UPDATE: Jeff Jarvis has a roundup of (mostly right-of-center) reaction to the Churchill appearance on Politically Incorrect. It serves to reinforce just how awful this show was on every conceivable level. There's also a Ward Churchill blog, if anyone's interested.


At 3/06/2005 12:30 PM, Blogger PKD said...


Yesterday. I woke up at noon and drove to campus to go to the gym, but there was a campus-wide event sucking up all of the parking in a one-mile radius.
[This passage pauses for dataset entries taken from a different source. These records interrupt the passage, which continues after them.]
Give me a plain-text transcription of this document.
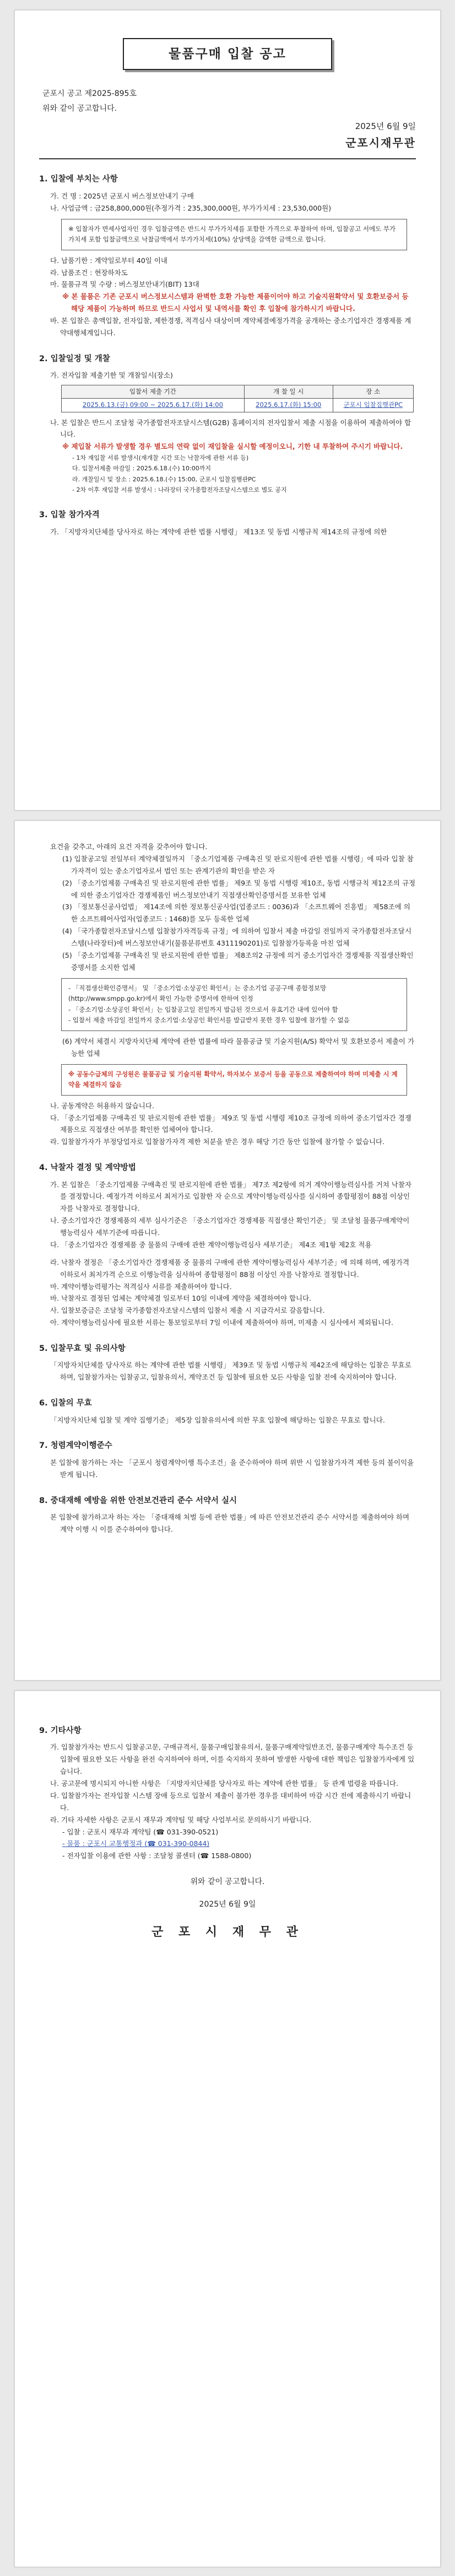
물품구매 입찰 공고
군포시 공고 제2025-895호
위와 같이 공고합니다.
2025년 6월 9일
군포시재무관
1. 입찰에 부치는 사항
가. 건 명 : 2025년 군포시 버스정보안내기 구매
나. 사업금액 : 금258,800,000원(추정가격 : 235,300,000원, 부가가치세 : 23,530,000원)

※ 입찰자가 면세사업자인 경우 입찰금액은 반드시 부가가치세를 포함한 가격으로 투찰하여 하며, 입찰공고 서에도 부가가치세 포함 입찰금액으로 낙찰금액에서 부가가치세(10%) 상당액을 감액한 금액으로 합니다.

다. 납품기한 : 계약일로부터 40일 이내
라. 납품조건 : 현장하차도
마. 물품규격 및 수량 : 버스정보안내기(BIT) 13대
※ 본 물품은 기존 군포시 버스정보시스템과 완벽한 호환 가능한 제품이어야 하고 기술지원확약서 및 호환보증서 등 해당 제품이 가능하며 하므로 반드시 사업서 및 내역서를 확인 후 입찰에 참가하시기 바랍니다.
바. 본 입찰은 총액입찰, 전자입찰, 제한경쟁, 적격심사 대상이며 계약체결예정가격을 공개하는 중소기업자간 경쟁제품 계약대행체계입니다.
2. 입찰일정 및 개찰
가. 전자입찰 제출기한 및 개찰일시(장소)
입찰서 제출 기간	개 찰 일 시	장 소
2025.6.13.(금) 09:00 ~ 2025.6.17.(화) 14:00	2025.6.17.(화) 15:00	군포시 입찰집행관PC
나. 본 입찰은 반드시 조달청 국가종합전자조달시스템(G2B) 홈페이지의 전자입찰서 제출 시점을 이용하여 제출하여야 합니다.
※ 제입찰 서류가 발생할 경우 별도의 연락 없이 재입찰을 실시할 예정이오니, 기한 내 투찰하여 주시기 바랍니다.
- 1차 재입찰 서류 발생시(재개찰 시간 또는 낙찰자에 관한 서류 등)
다. 입찰서제출 마감일 : 2025.6.18.(수) 10:00까지
라. 개찰일시 및 장소 : 2025.6.18.(수) 15:00, 군포시 입찰집행관PC
- 2차 이후 재입찰 서류 발생시 : 나라장터 국가종합전자조달시스템으로 별도 공지
3. 입찰 참가자격
가. 「지방자치단체를 당사자로 하는 계약에 관한 법률 시행령」 제13조 및 동법 시행규칙 제14조의 규정에 의한
요건을 갖추고, 아래의 요건 자격을 갖추어야 합니다.
(1) 입찰공고일 전일부터 계약체결일까지 「중소기업제품 구매촉진 및 판로지원에 관한 법률 시행령」에 따라 입찰 참가자격이 있는 중소기업자로서 법인 또는 관계기관의 확인을 받은 자
(2) 「중소기업제품 구매촉진 및 판로지원에 관한 법률」 제9조 및 동법 시행령 제10조, 동법 시행규칙 제12조의 규정에 의한 중소기업자간 경쟁제품인 버스정보안내기 직접생산확인증명서를 보유한 업체
(3) 「정보통신공사업법」 제14조에 의한 정보통신공사업(업종코드 : 0036)과 「소프트웨어 진흥법」 제58조에 의한 소프트웨어사업자(업종코드 : 1468)를 모두 등록한 업체
(4) 「국가종합전자조달시스템 입찰참가자격등록 규정」에 의하여 입찰서 제출 마감일 전일까지 국가종합전자조달시스템(나라장터)에 버스정보안내기(물품분류번호 4311190201)로 입찰참가등록을 마친 업체
(5) 「중소기업제품 구매촉진 및 판로지원에 관한 법률」 제8조의2 규정에 의거 중소기업자간 경쟁제품 직접생산확인증명서를 소지한 업체

- 「직접생산확인증명서」 및 「중소기업·소상공인 확인서」는 중소기업 공공구매 종합정보망(http://www.smpp.go.kr)에서 확인 가능한 증명서에 한하여 인정

- 「중소기업·소상공인 확인서」는 입찰공고일 전일까지 발급된 것으로서 유효기간 내에 있어야 함

- 입찰서 제출 마감일 전일까지 중소기업·소상공인 확인서를 발급받지 못한 경우 입찰에 참가할 수 없음

(6) 계약서 체결시 지방자치단체 계약에 관한 법률에 따라 물품공급 및 기술지원(A/S) 확약서 및 호환보증서 제출이 가능한 업체

※ 공동수급체의 구성원은 물품공급 및 기술지원 확약서, 하자보수 보증서 등을 공동으로 제출하여야 하며 미제출 시 계약을 체결하지 않음

나. 공동계약은 허용하지 않습니다.
다. 「중소기업제품 구매촉진 및 판로지원에 관한 법률」 제9조 및 동법 시행령 제10조 규정에 의하여 중소기업자간 경쟁제품으로 직접생산 여부를 확인한 업체여야 합니다.
라. 입찰참가자가 부정당업자로 입찰참가자격 제한 처분을 받은 경우 해당 기간 동안 입찰에 참가할 수 없습니다.
4. 낙찰자 결정 및 계약방법
가. 본 입찰은 「중소기업제품 구매촉진 및 판로지원에 관한 법률」 제7조 제2항에 의거 계약이행능력심사를 거쳐 낙찰자를 결정합니다. 예정가격 이하로서 최저가로 입찰한 자 순으로 계약이행능력심사를 실시하여 종합평점이 88점 이상인 자를 낙찰자로 결정합니다.
나. 중소기업자간 경쟁제품의 세부 심사기준은 「중소기업자간 경쟁제품 직접생산 확인기준」 및 조달청 물품구매계약이행능력심사 세부기준에 따릅니다.
다. 「중소기업자간 경쟁제품 중 물품의 구매에 관한 계약이행능력심사 세부기준」 제4조 제1항 제2호 적용
라. 낙찰자 결정은 「중소기업자간 경쟁제품 중 물품의 구매에 관한 계약이행능력심사 세부기준」에 의해 하며, 예정가격 이하로서 최저가격 순으로 이행능력을 심사하여 종합평점이 88점 이상인 자를 낙찰자로 결정합니다.
마. 계약이행능력평가는 적격심사 서류를 제출하여야 합니다.
바. 낙찰자로 결정된 업체는 계약체결 일로부터 10일 이내에 계약을 체결하여야 합니다.
사. 입찰보증금은 조달청 국가종합전자조달시스템의 입찰서 제출 시 지급각서로 갈음합니다.
아. 계약이행능력심사에 필요한 서류는 통보일로부터 7일 이내에 제출하여야 하며, 미제출 시 심사에서 제외됩니다.
5. 입찰무효 및 유의사항
「지방자치단체를 당사자로 하는 계약에 관한 법률 시행령」 제39조 및 동법 시행규칙 제42조에 해당하는 입찰은 무효로 하며, 입찰참가자는 입찰공고, 입찰유의서, 계약조건 등 입찰에 필요한 모든 사항을 입찰 전에 숙지하여야 합니다.
6. 입찰의 무효
「지방자치단체 입찰 및 계약 집행기준」 제5장 입찰유의서에 의한 무효 입찰에 해당하는 입찰은 무효로 합니다.
7. 청렴계약이행준수
본 입찰에 참가하는 자는 「군포시 청렴계약이행 특수조건」을 준수하여야 하며 위반 시 입찰참가자격 제한 등의 불이익을 받게 됩니다.
8. 중대재해 예방을 위한 안전보건관리 준수 서약서 실시
본 입찰에 참가하고자 하는 자는 「중대재해 처벌 등에 관한 법률」에 따른 안전보건관리 준수 서약서를 제출하여야 하며 계약 이행 시 이를 준수하여야 합니다.
9. 기타사항
가. 입찰참가자는 반드시 입찰공고문, 구매규격서, 물품구매입찰유의서, 물품구매계약일반조건, 물품구매계약 특수조건 등 입찰에 필요한 모든 사항을 완전 숙지하여야 하며, 이를 숙지하지 못하여 발생한 사항에 대한 책임은 입찰참가자에게 있습니다.
나. 공고문에 명시되지 아니한 사항은 「지방자치단체를 당사자로 하는 계약에 관한 법률」 등 관계 법령을 따릅니다.
다. 입찰참가자는 전자입찰 시스템 장애 등으로 입찰서 제출이 불가한 경우를 대비하여 마감 시간 전에 제출하시기 바랍니다.
라. 기타 자세한 사항은 군포시 재무과 계약팀 및 해당 사업부서로 문의하시기 바랍니다.
- 입찰 : 군포시 재무과 계약팀 (☎ 031-390-0521)
- 물품 : 군포시 교통행정과 (☎ 031-390-0844)
- 전자입찰 이용에 관한 사항 : 조달청 콜센터 (☎ 1588-0800)
위와 같이 공고합니다.
2025년 6월 9일
군 포 시 재 무 관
I slammed on my brakes, jerked the wheel left, and pulled on the e-brake. My front tires bit into the asphalt and were eagerly overtaken by my rears. Flooring it, I reversed my velocity and was off like a dress on prom night. I had to get drunk.

Mind you, I had not yet eaten. I prefer to exercise on an empty stomach - makes me feel less fat. So, drinking at this point was going to hit me harder. I was greatly looking forward to this.

My roommates were sitting on the couch. I cussed sorely at them about not having parking, then downed two shots of Jim Beam. My one roommate joins me (the other gave up l'alcohol for Lent). I have a bowl of miso soup and cleanse my throat with a Sam Adams.

It occurs to me that I'm going to become dehydrated, so I pour a tall glass of Texas Sweet Tea and use it to chase a couple more shots of Beam. I remark to my roommate who is drinking with me that this is a "really good buzz" and that "I can feel the buzz in my legs!"

Some hours passed. I roasted chicken breasts and red potatoes in olive oil, rosemary, oregano, basil, salt, pepper, and red pepper flakes. A broad comes over with a bottle of Lemon Lime, that we may mix our Canadian Mist with something that isn't beer. We rent Infernal Affairs II.

The movie was great.

The broad was cold.

The whiskey was also great.

At 3 am I fell asleep.

At 3/06/2005 12:35 PM, Blogger John said...

Yeah I caught that show. The thing that amused me was how inarticulate Churchill was. Maher kept trying to get him to justify himself, but Churchill just couldn't pull it off.

The guy whose brother died in the WTC seemed pretty forgiving of Churchill, which bugged me.

At 3/23/2005 7:32 AM, Blogger Lee said...

Michael, do you know this Keith kid? Or is it some random dude posting a pre-written comment in order for you to click his name and get hits on his blog? I'm thinking the latter.

While I'm on it, what the fuck is up with all these blogs dedicated to the drinking and partying of their authors. Does the person really think that they are unique in the world with their 'wild behavior' and 'excessive drinking?' Maybe that shit is 'crazy' where they live, but to me it seems like normal college behavior. I have yet to read anything shocking. (Of course that could be a symptom of the decline of our educational institutions, but I digress.)